In Part 1, we said there have been lots of reports that say more diverse teams=more profitability, and they’re also the better way for the world to be going.

DW:

Yeah, correct.

THQ:

But we’ve spoken to a fair few women in tech recently, and they say there seems to be a gap between that sort of theoretical knowledge that this is what needs to happen and the sort of generalized appreciation in companies of the issues that underrepresented people face in trying to advance their careers.

Does that sound familiar?

DW:

Yeah. Organizations, for the most part, understand and have educated their teams about the fact that diversity creates higher performing companies and teams. And I think if you were to talk to leaders and managers, they’d go, “Yep, that’s correct.” And they probably believe it.

I think what’s missing is the next step. The step in the thinking that goes “Specifically, what can I do to impact that?”

Scaling at speed.

And D&EI teams have not necessarily been challenged on how to create experiences that can scale, so you have every manager and leader hit their goal. When you look at mentoring programs, a lot of them reach a couple of dozen people, and are a huge amount of work. Whereas when they use technology, they can now reach thousands of people, and they can measure whether managers and leaders are delivering on their outcomes, and whether they’re enjoying them, and whether they’re reaching their own goals and the company’s goals.

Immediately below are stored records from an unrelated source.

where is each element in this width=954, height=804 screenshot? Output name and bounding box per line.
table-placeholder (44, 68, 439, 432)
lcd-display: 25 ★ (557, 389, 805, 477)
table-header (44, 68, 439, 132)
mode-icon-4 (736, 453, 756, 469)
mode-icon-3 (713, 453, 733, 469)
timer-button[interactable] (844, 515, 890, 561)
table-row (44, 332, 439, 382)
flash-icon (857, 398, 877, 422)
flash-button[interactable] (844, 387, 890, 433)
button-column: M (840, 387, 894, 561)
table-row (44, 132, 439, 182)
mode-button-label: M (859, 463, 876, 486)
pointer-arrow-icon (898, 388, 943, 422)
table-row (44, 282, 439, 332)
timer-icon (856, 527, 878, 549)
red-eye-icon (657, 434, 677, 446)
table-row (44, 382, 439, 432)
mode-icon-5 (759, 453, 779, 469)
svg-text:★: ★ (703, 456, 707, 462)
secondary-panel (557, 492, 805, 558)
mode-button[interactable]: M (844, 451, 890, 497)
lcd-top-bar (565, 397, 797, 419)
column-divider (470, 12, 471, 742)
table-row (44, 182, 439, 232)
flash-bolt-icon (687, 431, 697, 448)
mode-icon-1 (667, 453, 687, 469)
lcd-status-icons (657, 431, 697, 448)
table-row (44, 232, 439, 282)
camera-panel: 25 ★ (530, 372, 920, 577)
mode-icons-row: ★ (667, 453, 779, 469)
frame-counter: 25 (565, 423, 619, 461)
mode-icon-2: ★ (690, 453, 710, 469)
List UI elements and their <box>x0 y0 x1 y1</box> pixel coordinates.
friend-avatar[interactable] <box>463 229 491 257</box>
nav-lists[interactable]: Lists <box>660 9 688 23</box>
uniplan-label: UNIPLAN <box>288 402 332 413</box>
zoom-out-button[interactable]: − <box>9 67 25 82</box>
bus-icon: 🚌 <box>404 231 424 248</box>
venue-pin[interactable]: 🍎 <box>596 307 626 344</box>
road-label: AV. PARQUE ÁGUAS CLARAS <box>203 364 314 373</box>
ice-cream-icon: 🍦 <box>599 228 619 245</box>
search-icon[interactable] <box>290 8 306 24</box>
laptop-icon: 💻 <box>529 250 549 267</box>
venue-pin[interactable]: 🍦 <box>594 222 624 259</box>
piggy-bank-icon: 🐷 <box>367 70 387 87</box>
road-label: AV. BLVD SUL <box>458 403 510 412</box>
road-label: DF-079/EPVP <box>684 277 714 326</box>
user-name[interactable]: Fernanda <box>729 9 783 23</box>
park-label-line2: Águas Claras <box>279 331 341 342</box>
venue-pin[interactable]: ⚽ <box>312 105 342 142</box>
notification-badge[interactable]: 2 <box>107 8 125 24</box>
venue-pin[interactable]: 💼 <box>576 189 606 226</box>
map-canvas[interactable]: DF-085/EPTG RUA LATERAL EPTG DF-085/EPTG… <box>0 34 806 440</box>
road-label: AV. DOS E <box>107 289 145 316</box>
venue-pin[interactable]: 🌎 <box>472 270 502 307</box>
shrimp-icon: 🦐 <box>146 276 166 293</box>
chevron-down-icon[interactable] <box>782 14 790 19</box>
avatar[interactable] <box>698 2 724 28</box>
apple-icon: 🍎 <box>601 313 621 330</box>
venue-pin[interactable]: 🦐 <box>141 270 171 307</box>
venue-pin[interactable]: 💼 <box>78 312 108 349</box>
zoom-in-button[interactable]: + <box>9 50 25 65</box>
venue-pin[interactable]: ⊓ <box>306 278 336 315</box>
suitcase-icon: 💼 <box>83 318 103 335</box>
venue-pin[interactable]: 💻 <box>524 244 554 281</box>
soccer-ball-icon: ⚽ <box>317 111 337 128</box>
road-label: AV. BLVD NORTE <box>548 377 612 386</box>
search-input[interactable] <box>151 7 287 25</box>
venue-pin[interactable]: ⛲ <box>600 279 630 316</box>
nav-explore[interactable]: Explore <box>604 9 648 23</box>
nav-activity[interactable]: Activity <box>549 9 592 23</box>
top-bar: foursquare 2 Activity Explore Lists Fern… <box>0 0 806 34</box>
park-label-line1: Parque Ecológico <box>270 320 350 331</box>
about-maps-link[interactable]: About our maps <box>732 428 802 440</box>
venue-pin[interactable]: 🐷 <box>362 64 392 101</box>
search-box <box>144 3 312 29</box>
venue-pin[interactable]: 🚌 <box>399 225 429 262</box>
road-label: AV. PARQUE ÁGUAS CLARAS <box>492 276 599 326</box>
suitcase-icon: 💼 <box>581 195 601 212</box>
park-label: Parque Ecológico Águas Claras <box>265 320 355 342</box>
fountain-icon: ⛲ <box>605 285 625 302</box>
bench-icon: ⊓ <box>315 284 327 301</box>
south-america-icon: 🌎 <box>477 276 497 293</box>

Like the compliance example, if we would never expect everybody to just figure out their own compliance training, why would we expect everyone to figure out their D&EI activities to actually accelerate diverse talent?

THQ:

And obviously, if people try to figure these things out for themselves, it’s unlikely that they’ll ever be challenged by anything, it’s unlikely that they’ll leave any kind of comfort zone, because they’ll figure out what they can do within the boundaries of that comfort zone, rather than what’s actually necessary.

DW:

Yeah, I think that’s the big gap. How do we embed this into how leaders lead and how managers manage, irrespective of their comfort zones? If we’re not giving people tried and tested ways to do this experience and guide them through it, they’re probably not going to have the competency to deliver mentoring experiences with impact. It’s not among the core competencies of their job role yet.

That is where technology can come in.